The cases of Jørund Viktoria Alme and Jewel Shuping demonstrate the complexity and controversy surrounding the concept of Body Integrity Identity Disorder (BIID) and transableism.
A senior credit analyst in Oslo, Norway, named Jørund Viktoria Alme, highlights the complexity of this disorder. Alme is an able-bodied male who identifies as a disabled transgender. In a public interview, Alme revealed a “lifelong wish” to have been born “a woman paralyzed from the waist down”.
Another case that garnered significant media attention was that of Jewel Shuping, a North Carolina woman who identified as blind and took drastic measures to make her wish a reality. According to multiple reports, the woman sought out a rogue doctor to help her intentionally damage her eyesight through the use of harmful chemicals, which led to permanent vision loss.
Critics of transableism argue that it is a dangerous and unnecessary medical practice that seeks to normalize self-harm and goes against the fundamental principle of “do no harm” in medicine. They also point out that the argument for transableism is flawed because it is based on the assumption that subjective inner states should define reality rather than objective biological reality.

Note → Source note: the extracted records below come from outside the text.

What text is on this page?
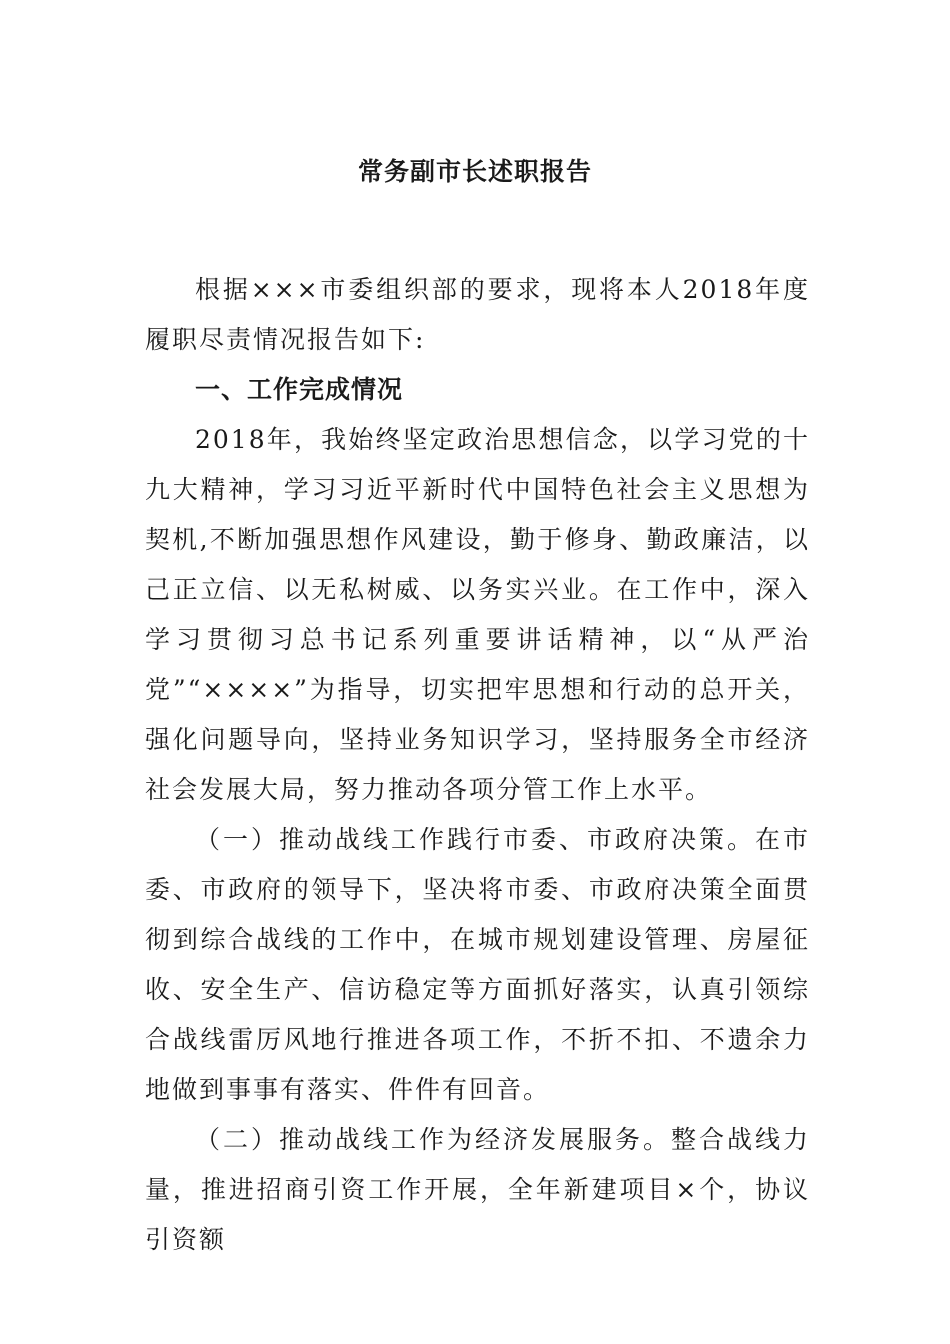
常务副市长述职报告

根据×××市委组织部的要求，现将本人2018年度履职尽责情况报告如下:

一、工作完成情况

2018年，我始终坚定政治思想信念，以学习党的十九大精神，学习习近平新时代中国特色社会主义思想为契机,不断加强思想作风建设，勤于修身、勤政廉洁，以己正立信、以无私树威、以务实兴业。在工作中，深入学习贯彻习总书记系列重要讲话精神，以“从严治党”“××××”为指导，切实把牢思想和行动的总开关，强化问题导向，坚持业务知识学习，坚持服务全市经济社会发展大局，努力推动各项分管工作上水平。

（一）推动战线工作践行市委、市政府决策。在市委、市政府的领导下，坚决将市委、市政府决策全面贯彻到综合战线的工作中，在城市规划建设管理、房屋征收、安全生产、信访稳定等方面抓好落实，认真引领综合战线雷厉风地行推进各项工作，不折不扣、不遗余力地做到事事有落实、件件有回音。

（二）推动战线工作为经济发展服务。整合战线力量，推进招商引资工作开展，全年新建项目×个，协议引资额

The fact that transgenderism is currently backed by a powerful political and social movement does not mean that transableism should also be accepted and normalized.
However, some advocates of transableism argue that it is a natural extension of the idea of radical individual “re-creationism,” which Leon Kass coined. They claim that if society can accept transgenderism and support medical interventions for gender dysphoria, then it should also accept and support medical interventions for transableism. They argue that if the medical community is willing to help transgender individuals transition, then it should also be willing to help transable individuals “transition” by amputating their limbs or otherwise harming themselves in order to feel more comfortable in their own bodies.
While it remains to be seen whether transableism will gain wider acceptance and support in society, it is crucial for the medical community to approach this issue with caution and critical thinking, and to prioritize the well-being and safety of patients above all else.